Any discussion of Triumph's latest Rocket 3 R or Rocket 3 GT motorcycles is bound to gravitate immediately to the bikes' massive three-cylinder engine. Although certain sportbikes are able to best the Rocket 3's 165 horsepower, none can come close to its stump-pulling 163 pound-feet of torque. That impressive torque figure is courtesy of the age-old strategy of large displacement — 2,458 cubic centimeters (150 cubic inches), to be exact. For those keeping track, that's the largest production motorcycle engine ever.

To put that into perspective, each of the Rocket 3's three cylinders is almost 820 cubic centimeters, which dwarfs many entire four-cylinder motorcycle engines like the popular 600 cc and 750 cc classes. The cylinder bore of 4.33 inches is larger than a Dodge Hellcat V8's.

Three-cylinder engines are an incredibly important piece of Triumph's history and identity, dating back to its first three-cylinder, the 1968 Triumph Trident.
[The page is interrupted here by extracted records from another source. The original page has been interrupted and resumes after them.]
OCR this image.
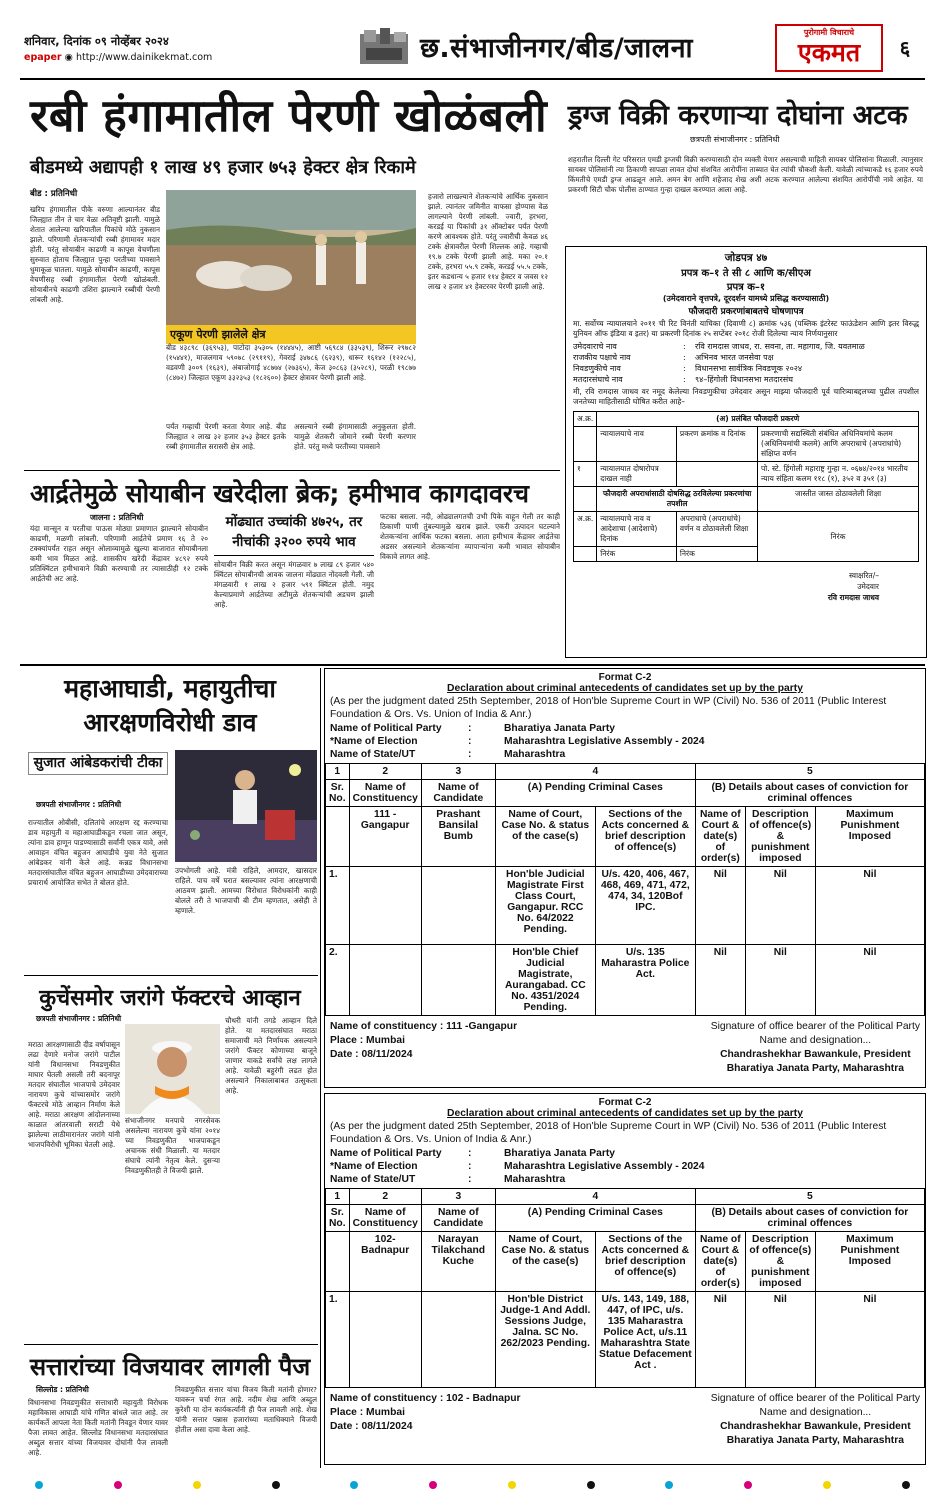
शनिवार, दिनांक ०९ नोव्हेंबर २०२४
epaper ◉ http://www.dainikekmat.com	छ.संभाजीनगर/बीड/जालना
पुरोगामी विचाराचे
एकमत	६
रबी हंगामातील पेरणी खोळंबली
बीडमध्ये अद्यापही १ लाख ४९ हजार ७५३ हेक्टर क्षेत्र रिकामे
बीड : प्रतिनिधी
खरिप हंगामातील पीके वरुणा आल्यानंतर बीड जिल्ह्यात तीन ते चार वेळा अतिवृष्टी झाली. यामुळे शेतात आलेल्या खरिपातील पिकांचे मोठे नुकसान झाले. परिणामी शेतकऱ्यांची रब्बी हंगामावर मदार होती. परंतु सोयाबीन काढणी व कापूस वेचणीला सुरुवात होताच जिल्ह्यात पुन्हा परतीच्या पावसाने धुमाकूळ घातला. यामुळे सोयाबीन काढणी, कापूस वेचणीसह रब्बी हंगामातील पेरणी खोळंबली. सोयाबीनचे काढणी उशिरा झाल्याने रब्बीची पेरणी लांबली आहे.
एकूण पेरणी झालेले क्षेत्र
बीड ४३८९८ (३६९५३), पाटोदा ३५३०५ (१४४४५), आष्टी ५६९८४ (३३५३९), शिरूर २९७८२ (१५४४१), माजलगाव ५९०७८ (२९११९), गेवराई ३४७८६ (६२३९), धारूर १६१४२ (१२२८५), वडवणी ३००९ (१६३९), अंबाजोगाई ४८७७४ (२७३६५), केज ३०८६३ (३५२८९), परळी १९८७७ (८४७२) जिल्हात एकूण ३३२३५३ (१८२६००) हेक्टर क्षेत्रावर पेरणी झाली आहे.
हजारो लाखल्याने शेतकऱ्यांचे आर्थिक नुकसान झाले. त्यानंतर जमिनीत वाफसा होण्यास वेळ लागल्याने पेरणी लांबली. ज्वारी, हरभरा, करडई या पिकांची ३१ ऑक्टोबर पर्यंत पेरणी करणे आवश्यक होते. परंतु ज्वारीची केवळ ४६ टक्के क्षेत्रावरील पेरणी शिल्लक आहे. गव्हाची १९.७ टक्के पेरणी झाली आहे. मका २०.१ टक्के, हरभरा ५५.९ टक्के, करडई ५५.५ टक्के, इतर कडधान्य ५ हजार ११४ हेक्टर व जवस १२ लाख २ हजार ४१ हेक्टरवर पेरणी झाली आहे.
पर्यंत गव्हाची पेरणी करता येणार आहे. बीड जिल्ह्यात २ लाख ३२ हजार ३५३ हेक्टर इतके रब्बी हंगामातील सरासरी क्षेत्र आहे.
असल्याने रब्बी हंगामासाठी अनुकूलता होती. यामुळे शेतकरी जोमाने रब्बी पेरणी करणार होते. परंतु मध्ये परतीच्या पावसाने
ड्रग्ज विक्री करणाऱ्या दोघांना अटक
छत्रपती संभाजीनगर : प्रतिनिधी
शहरातील दिल्ली गेट परिसरात एमडी ड्रग्जची विक्री करण्यासाठी दोन व्यक्ती येणार असल्याची माहिती सायबर पोलिसांना मिळाली. त्यानुसार सायबर पोलिसांनी त्या ठिकाणी सापळा लावत दोघां संशयित आरोपींना ताब्यात घेत त्यांची चौकशी केली. यावेळी त्यांच्याकडे १६ हजार रुपये किंमतीचे एमडी ड्रग्ज आढळून आले. अमन बेग आणि शहेजाद शेख अशी अटक करण्यात आलेल्या संशयित आरोपींची नावे आहेत. या प्रकरणी सिटी चौक पोलीस ठाण्यात गुन्हा दाखल करण्यात आला आहे.
जोडपत्र ४७
प्रपत्र क–१ ते सी ८ आणि क/सीएअ
प्रपत्र क–१
(उमेदवाराने वृत्तपत्रे, दूरदर्शन यामध्ये प्रसिद्ध करण्यासाठी)
फौजदारी प्रकरणांबाबतचे घोषणापत्र
मा. सर्वोच्च न्यायालयाने २०११ ची रिट विनंती याचिका (दिवाणी ८) क्रमांक ५३६ (पब्लिक इंटरेस्ट फाऊंडेशन आणि इतर विरुद्ध युनियन ऑफ इंडिया व इतर) या प्रकरणी दिनांक २५ सप्टेंबर २०१८ रोजी दिलेल्या न्याय निर्णयानुसार
उमेदवाराचे नाव	:	रवि रामदास जाधव, रा. सवना, ता. महागाव, जि. यवतमाळ
राजकीय पक्षाचे नाव	:	अभिनव भारत जनसेवा पक्ष
निवडणुकीचे नाव	:	विधानसभा सार्वत्रिक निवडणूक २०२४
मतदारसंघाचे नाव	:	९४–हिंगोली विधानसभा मतदारसंघ
मी, रवि रामदास जाधव वर नमूद केलेल्या निवडणुकीचा उमेदवार असून माझ्या फौजदारी पूर्व चारित्र्याबद्दलच्या पुढील तपशील जनतेच्या माहितीसाठी घोषित करीत आहे–
अ.क्र.	(अ) प्रलंबित फौजदारी प्रकरणे		
	न्यायालयाचे नाव	प्रकरण क्रमांक व दिनांक	प्रकरणाची सद्यस्थिती संबंधित अधिनियमांचे कलम (अधिनियमांची कलमे) आणि अपराधाचे (अपराधांचे) संक्षिप्त वर्णन
१	न्यायालयात दोषारोपत्र दाखल नाही		पो. स्टे. हिंगोली महाराष्ट्र गुन्हा न. ०६७४/२०१४ भारतीय न्याय संहिता कलम ११८ (१), ३५२ व ३५१ (३)
	फौजदारी अपराधांसाठी दोषसिद्ध ठरविलेल्या प्रकरणांचा तपशील		जास्तीत जास्त ठोठावलेली शिक्षा
अ.क्र.	न्यायालयाचे नाव व आदेशाचा (आदेशाचे) दिनांक	अपराधाचे (अपराधांचे) वर्णन व ठोठावलेली शिक्षा	निरंक
	निरंक	निरंक	
स्वाक्षरित/–
उमेदवार
रवि रामदास जाधव
आर्द्रतेमुळे सोयाबीन खरेदीला ब्रेक; हमीभाव कागदावरच
जालना : प्रतिनिधी
यंदा मान्सून व परतीचा पाऊस मोठ्या प्रमाणात झाल्याने सोयाबीन काढणी, मळणी लांबली. परिणामी आर्द्रतेचे प्रमाण १६ ते २० टक्क्यांपर्यंत राहत असून ओलाव्यामुळे खुल्या बाजारात सोयाबीनला कमी भाव मिळत आहे. शासकीय खरेदी केंद्रावर ४८९२ रुपये प्रतिक्विंटल हमीभावाने विक्री करण्याची तर त्यासाठीही १२ टक्के आर्द्रतेची अट आहे.
मोंढ्यात उच्चांकी ४७२५, तर नीचांकी ३२०० रुपये भाव
सोयाबीन विक्री करत असून मंगळवार ७ लाख ८९ हजार ५४० क्विंटल सोयाबीनची आवक जालना मोंढ्यात नोंदवली गेली. जी मंगळवारी १ लाख २ हजार ५९१ क्विंटल होती. नमुद केल्याप्रमाणे आर्द्रतेच्या अटीमुळे शेतकऱ्यांची अडचण झाली आहे.
फटका बसला. नदी, ओढ्यालगतची उभी पिके वाहून गेली तर काही ठिकाणी पाणी तुंबल्यामुळे खराब झाले. एकरी उत्पादन घटल्याने शेतकऱ्यांना आर्थिक फटका बसला. आता हमीभाव केंद्रावर आर्द्रतेचा अडसर असल्याने शेतकऱ्यांना व्यापाऱ्यांना कमी भावात सोयाबीन विकावे लागत आहे.
महाआघाडी, महायुतीचा आरक्षणविरोधी डाव
सुजात आंबेडकरांची टीका
छत्रपती संभाजीनगर : प्रतिनिधी
राज्यातील ओबीसी, दलितांचे आरक्षण रद्द करण्याचा डाव महायुती व महाआघाडीकडून रचला जात असून, त्यांना डाव हाणून पाडण्यासाठी सर्वांनी एकत्र यावे, असे आवाहन वंचित बहुजन आघाडीचे युवा नेते सुजात आंबेडकर यांनी केले आहे. कन्नड विधानसभा मतदारसंघातील वंचित बहुजन आघाडीच्या उमेदवाराच्या प्रचारार्थ आयोजित सभेत ते बोलत होते.
उपभोगली आहे. मंत्री राहिले, आमदार, खासदार राहिले. पाच वर्षे घरात बसल्यावर त्यांना आरक्षणाची आठवण झाली. आमच्या विरोधात विरोधकांनी काही बोलले तरी ते भाजपाची बी टीम म्हणतात, असेही ते म्हणाले.
कुचेंसमोर जरांगे फॅक्टरचे आव्हान
छत्रपती संभाजीनगर : प्रतिनिधी
मराठा आरक्षणासाठी दीड वर्षापासून लढा देणारे मनोज जरांगे पाटील यांनी विधानसभा निवडणुकीत माघार घेतली असली तरी बदनापूर मतदार संघातील भाजपाचे उमेदवार नारायण कुचे यांच्यासमोर जरांगे फॅक्टरचे मोठे आव्हान निर्माण केले आहे. मराठा आरक्षण आंदोलनाच्या काळात आंतरवाली सराटी येथे झालेल्या लाठीमारानंतर जरांगे यांनी भाजपविरोधी भूमिका घेतली आहे.
संभाजीनगर मनपाचे नगरसेवक असलेल्या नारायण कुचे यांना २०१४ च्या निवडणुकीत भाजपाकडून अचानक संधी मिळाली. या मतदार संघाचे त्यांनी नेतृत्व केले. दुसऱ्या निवडणुकीतही ते विजयी झाले.
चौथरी यांनी तगडे आव्हान दिले होते. या मतदारसंघात मराठा समाजाची मते निर्णायक असल्याने जरांगे फॅक्टर कोणाच्या बाजूने जाणार याकडे सर्वांचे लक्ष लागले आहे. यावेळी बहुरंगी लढत होत असल्याने निकालाबाबत उत्सुकता आहे.
सत्तारांच्या विजयावर लागली पैज
सिल्लोड : प्रतिनिधी
विधानसभा निवडणुकीत सत्ताधारी महायुती विरोधक महाविकास आघाडी यांचे गणित बांधले जात आहे. तर कार्यकर्ते आपला नेता किती मतांनी निवडून येणार यावर पैजा लावत आहेत. सिल्लोड विधानसभा मतदारसंघात अब्दुल सत्तार यांच्या विजयावर दोघांनी पैज लावली आहे.
निवडणुकीत सत्तार यांचा विजय किती मतांनी होणार? यावरून चर्चा रंगत आहे. नदीम शेख आणि अब्दुल कुरेशी या दोन कार्यकर्त्यांनी ही पैज लावली आहे. शेख यांनी सत्तार पन्नास हजारांच्या मताधिक्याने विजयी होतील असा दावा केला आहे.
Format C-2
Declaration about criminal antecedents of candidates set up by the party
(As per the judgment dated 25th September, 2018 of Hon'ble Supreme Court in WP (Civil) No. 536 of 2011 (Public Interest Foundation & Ors. Vs. Union of India & Anr.)
Name of Political Party	:	Bharatiya Janata Party
*Name of Election	:	Maharashtra Legislative Assembly - 2024
Name of State/UT	:	Maharashtra
1	2	3	4		5		
Sr. No.	Name of Constituency	Name of Candidate	(A) Pending Criminal Cases		(B) Details about cases of conviction for criminal offences		

	111 - Gangapur	Prashant Bansilal Bumb	Name of Court, Case No. & status of the case(s)	Sections of the Acts concerned & brief description of offence(s)	Name of Court & date(s) of order(s)	Description of offence(s) & punishment imposed	Maximum Punishment Imposed
1.			Hon'ble Judicial Magistrate First Class Court, Gangapur. RCC No. 64/2022 Pending.	U/s. 420, 406, 467, 468, 469, 471, 472, 474, 34, 120Bof IPC.	Nil	Nil	Nil
2.			Hon'ble Chief Judicial Magistrate, Aurangabad. CC No. 4351/2024 Pending.	U/s. 135 Maharastra Police Act.	Nil	Nil	Nil
Name of constituency : 111 -Gangapur
Place : Mumbai
Date : 08/11/2024
Signature of office bearer of the Political Party
Name and designation...
Chandrashekhar Bawankule, President
Bharatiya Janata Party, Maharashtra
Format C-2
Declaration about criminal antecedents of candidates set up by the party
(As per the judgment dated 25th September, 2018 of Hon'ble Supreme Court in WP (Civil) No. 536 of 2011 (Public Interest Foundation & Ors. Vs. Union of India & Anr.)
Name of Political Party	:	Bharatiya Janata Party
*Name of Election	:	Maharashtra Legislative Assembly - 2024
Name of State/UT	:	Maharashtra
1	2	3	4		5		
Sr. No.	Name of Constituency	Name of Candidate	(A) Pending Criminal Cases		(B) Details about cases of conviction for criminal offences		

	102- Badnapur	Narayan Tilakchand Kuche	Name of Court, Case No. & status of the case(s)	Sections of the Acts concerned & brief description of offence(s)	Name of Court & date(s) of order(s)	Description of offence(s) & punishment imposed	Maximum Punishment Imposed
1.			Hon'ble District Judge-1 And Addl. Sessions Judge, Jalna. SC No. 262/2023 Pending.	U/s. 143, 149, 188, 447, of IPC, u/s. 135 Maharastra Police Act, u/s.11 Maharashtra State Statue Defacement Act .	Nil	Nil	Nil
Name of constituency : 102 - Badnapur
Place : Mumbai
Date : 08/11/2024
Signature of office bearer of the Political Party
Name and designation...
Chandrashekhar Bawankule, President
Bharatiya Janata Party, Maharashtra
In the early 2000s, Triumph and other manufacturers were in a bit of friendly competition over whose cruiser motorcycle would have the largest engine. In spite of being limited to three cylinders by heritage, Triumph claimed ultimate victory in 2005 with its 2,294-cubic-centimeter Rocket III, since surpassed by the Rocket 3. Note the change from Roman numerals to Arabic, meant to signify the modern updates engineered into the new bike, which debuted for the 2020 model year.

Big cubic inches = big acceleration

Remarkably, the Rocket 3 motor weighs 40 pounds less than its predecessor in spite of being larger, courtesy of a newly revised crankcase. Engine aside, the two Rocket 3 models also received a host of new features including fly-by-wire throttle, selectable drive modes, cruise control, keyless ignition, and revised traction control. One characteristic which didn't change between the old Rocket III and the new Rocket 3 is the longitudinal placement of the engine, necessitated by size. That is, the three cylinders are aligned front to rear rather than perpendicular to the bikes' frames like you'll find with Triumph's smaller Triples. 

So how fast is the bike that's wrapped around the world's largest motorcycle engine? Zero to 60 mph happens in just 2.73 seconds, which puts the Rocket 3 R in the company of the very fastest sportbikes. Quite the feat considering the Rocket 3 R's decidedly un-sportbike-like nearly 700-pound curb weight. 

If you're interested in buying some bragging rights of your own, the Rocket 3 is available in two versions: the R (roadster) starts at $23,895, and the more comfortable touring-oriented GT starts at $24,595. Chromed-out special editions of both bikes are also available for a small upcharge, as is a racy version called the "221." If you're wondering, 221 represents the engine's torque output measured in the United Kingdom's preferred format: newton-meters.